Before all else, make sure your website’s pages even have calls to action, because this is your opportunity to lead visitors to the logical next step. A call to action could be as simple as a text link, such as “Learn more about our Chicago SEO services.” Generally more effective for conversion would be a design element that functions almost as a miniature landing page.
Much like landing pages, the wording of the call-to-action phrase must be crystal clear and be completely relevant to the page to which you are taking visitors. Yet impeccable wording is not enough: the design of the content block must be captivating, and the text laid out in a way that makes it eminently readable.
Designers can get rather snarly when I tell them their design for a call to action needs five more words: it might force them to rethink the entire design. Many times, though, a discussion with the designer will make us realize that we don’t actually need those extra five words; in fact, we’ll sometimes hit on a way to reduce the word count. The creative interplay mentioned earlier makes a huge difference in this all-important area of conversion optimization.
Calls to action require excellent design and content.
Quick Tips for Conflict Resolution
- Keep the lines of communication open between all team members and the client.
- Select a project manager with great communication skills and an objective point of view.
- Stay focused on the purpose of the design: is it to persuade, motivate, inform or something else? Creative disagreements should never be theoretical; they should always be grounded in what will increase the real-world effectiveness of the work at hand.
Long-Winded Writers Vs. Lofty-Minded Designers
One thing I run up against continually is my own tendency to say too much and a designer’s tendency to say too little. Ask a writer what time it is, and they’ll tell you how to make a clock. Ask a designer what time it is, and they’ll give you a stylized image of a pendulum. Neither answer is particularly helpful!
These opposing mentalities pose challenges in Web design. Does an image alone convey enough information about a product’s key benefit? Will the length of a 200-word explanation of that benefit deter people from reading it? How intuitive can we expect visitors to be? How patient?

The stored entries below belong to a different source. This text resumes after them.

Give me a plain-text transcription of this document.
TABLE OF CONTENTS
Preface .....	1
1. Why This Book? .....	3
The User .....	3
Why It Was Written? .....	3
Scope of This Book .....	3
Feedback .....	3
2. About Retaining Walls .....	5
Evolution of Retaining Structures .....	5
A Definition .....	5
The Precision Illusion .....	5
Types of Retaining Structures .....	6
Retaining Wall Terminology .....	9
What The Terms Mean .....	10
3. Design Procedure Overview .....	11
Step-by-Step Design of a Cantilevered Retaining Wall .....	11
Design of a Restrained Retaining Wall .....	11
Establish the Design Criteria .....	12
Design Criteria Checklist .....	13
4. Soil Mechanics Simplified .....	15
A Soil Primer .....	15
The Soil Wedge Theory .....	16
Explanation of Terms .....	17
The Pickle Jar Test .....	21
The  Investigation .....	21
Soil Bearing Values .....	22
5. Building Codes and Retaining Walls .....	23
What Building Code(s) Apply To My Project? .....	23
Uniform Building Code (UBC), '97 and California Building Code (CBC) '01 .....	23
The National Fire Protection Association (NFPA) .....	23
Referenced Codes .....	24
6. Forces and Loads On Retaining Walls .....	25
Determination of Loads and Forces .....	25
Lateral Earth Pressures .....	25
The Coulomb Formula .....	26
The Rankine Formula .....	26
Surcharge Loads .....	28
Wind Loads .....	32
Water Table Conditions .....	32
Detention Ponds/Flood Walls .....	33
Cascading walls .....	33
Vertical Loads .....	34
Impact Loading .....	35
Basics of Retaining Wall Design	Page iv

This is when having a process that encourages communication between team members makes a difference. I wish I had a secret formula for resolving conflict, but I don’t. I know of only two ways to balance design and content philosophies, and one of them is to talk it out as a team. As I said, communication is at the heart of an effective content strategy, and we have to resist the temptation that some of us have to withdraw into a shell when we encounter confrontation.
The other way to resolve conflicts — astoundingly underused, in my experience — is to get feedback from target users. Simply showing people a Web page and then asking for their key takeaways will tell you just about all you need to know about how effective you’ve been in getting the point across. Our opinion of our own work will always be subjective. Furthermore, because we’re emotionally invested is what we’ve created, discussing its flaws calmly and collectedly is difficult. Users are the ultimate judge of any creative effort, so why not take subjectivity and emotion out of the equation by going directly to the source?